« La situation créée par les attentats odieux du 13 novembre et les investigations menées depuis » imposent que « les conditions de sécurité soient renforcées », a affirmé mercredi soir la présidence de la COP21, conduite par le ministre des Affaires étrangères, Laurent Fabius. « Afin d’éviter tout risque supplémentaire, le gouvernement a décidé de ne pas autoriser les marches pour le climat prévues sur la voie publique à Paris et dans d’autres villes de France les 29 novembre et 12 décembre », a-t-elle ajouté. Le Premier ministre, Manuel Valls avait indiqué dès lundi que la COP21 serait « réduite à la négociation » et que les « concerts et manifestations festives » annexes « seraient sans aucun doute annulés ».

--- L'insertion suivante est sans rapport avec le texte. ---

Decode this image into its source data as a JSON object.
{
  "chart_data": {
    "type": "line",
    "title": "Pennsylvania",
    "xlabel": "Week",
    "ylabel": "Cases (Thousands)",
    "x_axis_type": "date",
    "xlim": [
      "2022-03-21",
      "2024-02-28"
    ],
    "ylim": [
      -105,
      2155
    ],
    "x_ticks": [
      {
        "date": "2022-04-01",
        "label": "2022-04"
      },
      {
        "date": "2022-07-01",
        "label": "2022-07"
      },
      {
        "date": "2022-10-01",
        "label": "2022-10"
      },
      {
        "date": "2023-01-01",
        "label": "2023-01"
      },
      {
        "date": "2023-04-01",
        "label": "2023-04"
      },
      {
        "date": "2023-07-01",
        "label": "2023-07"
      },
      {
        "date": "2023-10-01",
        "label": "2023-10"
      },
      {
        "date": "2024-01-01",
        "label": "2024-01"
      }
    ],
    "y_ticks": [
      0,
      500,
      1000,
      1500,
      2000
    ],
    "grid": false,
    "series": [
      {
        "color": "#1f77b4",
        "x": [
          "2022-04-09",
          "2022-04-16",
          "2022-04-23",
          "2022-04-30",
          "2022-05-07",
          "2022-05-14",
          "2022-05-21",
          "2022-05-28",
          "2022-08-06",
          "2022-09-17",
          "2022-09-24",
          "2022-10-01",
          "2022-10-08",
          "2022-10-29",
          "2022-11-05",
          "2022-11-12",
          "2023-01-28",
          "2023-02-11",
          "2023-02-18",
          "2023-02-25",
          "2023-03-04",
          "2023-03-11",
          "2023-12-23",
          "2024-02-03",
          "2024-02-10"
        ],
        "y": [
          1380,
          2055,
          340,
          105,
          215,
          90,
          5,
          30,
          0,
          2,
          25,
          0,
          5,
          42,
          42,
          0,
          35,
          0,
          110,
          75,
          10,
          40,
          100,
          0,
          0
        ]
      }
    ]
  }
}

« Des formes de mobilisations alternatives »
Résultat : les ONG de défense du climat et de l’environnement redoutent que la COP21 – qui elle est bien maintenue, du 30 novembre au 11 décembre – ne se transforme en un huis clos politique et diplomatique excluant la société civile. Plus de 100 chefs d’Etat et de gouvernement sont attendus au Bourget, au nord de Paris, dont l’Américain Barack Obama, le Chinois Xi Jinping ou encore l’Israélien Benjamin Netanyahou. Du coup, plusieurs d’entre elles ont d’ores et déjà annoncé plancher sur des alternatives. Le directeur général de Greenpeace en France Jean-François Julliard a ainsi lancé :Si nous ne pouvons pas marcher pour le climat dans les rues de Paris, nous redoublerons de créativité pour nous faire entendre des décideurs, dans les enceintes des Nations unies et au dehors. »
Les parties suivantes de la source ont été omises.